Рядом с Лив стоит Абиола, молодежный работник.

– Да, – кивает она. – Мы обычно даем им минут десять на то, чтобы привыкнуть к месту. Вы удивитесь, как быстро они адаптируются.

– И что… они никогда ничего не ломают?

– Никогда, – отвечает Абиола. Тем временем Лив наблюдает за тем, как Кэм, пробежав по деревянному ограждению, пружинисто подпрыгивает на его конце. – Посещения других компаний, список которых я вам представила, обошлись без серьезных нарушений. Ну, разве что выбили пару раз кусочек мозаичной плитки. – Но, заметив, что исполнительный директор явно ей не верит, она добавляет: – Вы не должны забывать, что среднестатистический британский ребенок живет в доме площадью меньше семидесяти шести квадратных метров.

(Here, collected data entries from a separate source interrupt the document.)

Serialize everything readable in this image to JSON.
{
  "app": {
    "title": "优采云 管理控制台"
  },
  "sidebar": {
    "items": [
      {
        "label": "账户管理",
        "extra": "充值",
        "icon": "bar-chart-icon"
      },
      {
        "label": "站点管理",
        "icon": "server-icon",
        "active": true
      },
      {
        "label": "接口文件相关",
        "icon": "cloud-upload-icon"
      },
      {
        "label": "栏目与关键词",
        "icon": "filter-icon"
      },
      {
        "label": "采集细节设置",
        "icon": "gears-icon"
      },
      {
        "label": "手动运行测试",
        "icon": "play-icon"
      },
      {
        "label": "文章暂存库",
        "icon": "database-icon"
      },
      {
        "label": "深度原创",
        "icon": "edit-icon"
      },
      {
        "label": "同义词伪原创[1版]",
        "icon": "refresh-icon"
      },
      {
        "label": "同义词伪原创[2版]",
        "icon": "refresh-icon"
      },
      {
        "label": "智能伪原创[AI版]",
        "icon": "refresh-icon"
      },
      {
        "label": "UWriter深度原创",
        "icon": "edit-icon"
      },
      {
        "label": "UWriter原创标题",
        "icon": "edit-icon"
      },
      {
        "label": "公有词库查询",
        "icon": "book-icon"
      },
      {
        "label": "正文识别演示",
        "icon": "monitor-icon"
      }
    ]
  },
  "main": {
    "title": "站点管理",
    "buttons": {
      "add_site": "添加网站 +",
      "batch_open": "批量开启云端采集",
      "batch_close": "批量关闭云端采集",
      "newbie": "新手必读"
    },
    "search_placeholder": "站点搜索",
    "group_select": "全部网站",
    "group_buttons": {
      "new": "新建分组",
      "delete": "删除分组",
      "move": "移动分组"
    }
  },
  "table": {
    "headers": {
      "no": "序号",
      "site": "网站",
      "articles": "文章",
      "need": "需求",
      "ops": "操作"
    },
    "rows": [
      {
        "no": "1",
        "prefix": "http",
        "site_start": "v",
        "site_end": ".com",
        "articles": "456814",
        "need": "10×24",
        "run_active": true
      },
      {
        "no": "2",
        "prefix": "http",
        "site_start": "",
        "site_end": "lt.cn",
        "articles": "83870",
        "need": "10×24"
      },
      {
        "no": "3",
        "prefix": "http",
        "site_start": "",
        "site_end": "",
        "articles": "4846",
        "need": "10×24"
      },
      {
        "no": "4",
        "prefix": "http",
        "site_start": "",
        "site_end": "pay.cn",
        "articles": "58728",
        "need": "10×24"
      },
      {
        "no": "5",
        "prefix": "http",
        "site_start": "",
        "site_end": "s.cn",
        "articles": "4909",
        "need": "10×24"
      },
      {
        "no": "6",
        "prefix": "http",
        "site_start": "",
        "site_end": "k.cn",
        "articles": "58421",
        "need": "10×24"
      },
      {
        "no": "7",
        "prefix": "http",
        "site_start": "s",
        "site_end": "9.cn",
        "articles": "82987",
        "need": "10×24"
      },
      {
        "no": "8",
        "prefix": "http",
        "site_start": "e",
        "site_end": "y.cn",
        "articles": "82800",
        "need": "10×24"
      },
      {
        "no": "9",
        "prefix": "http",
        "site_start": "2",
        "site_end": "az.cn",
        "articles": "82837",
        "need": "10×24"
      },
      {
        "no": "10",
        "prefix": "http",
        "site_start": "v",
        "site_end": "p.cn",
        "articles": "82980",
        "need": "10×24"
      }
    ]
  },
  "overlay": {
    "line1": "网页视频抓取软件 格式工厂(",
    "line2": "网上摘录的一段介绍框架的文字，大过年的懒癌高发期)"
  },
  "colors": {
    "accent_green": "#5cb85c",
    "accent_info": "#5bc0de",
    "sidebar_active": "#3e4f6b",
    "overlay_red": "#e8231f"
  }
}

А наши дети выросли в еще более стесненных условиях. Поэтому вполне естественно, что, когда они попадают в новое место типа вашего, им сперва хочется побегать. Но посмотрите, что будет дальше. Они впишутся в ваше пространство.

Раз в месяц Фонд Дэвида Халстона, являющийся подразделением архитектурного бюро «Солберг‑Халстон», организует для подростков из неимущих семей посещение зданий, представляющих особый интерес с точки зрения архитектуры. Дэвид свято верил в то, что молодые люди должны видеть не только типичную застройку, но и другие архитектурные формы, чтобы научиться по‑своему использовать пространство и понимать его роль. Он хотел, чтобы они получали удовольствие от пребывания в просторных светлых зданиях. Лив никогда не забудет, как он объяснял это группе бенгальских детей из Уайтчепела.

«О чем говорит вам этот портал, когда вы через него проходите?» – спросил он, показав на огромный дверной проем.

«О деньгах», – ответил кто‑то под дружный хохот остальных.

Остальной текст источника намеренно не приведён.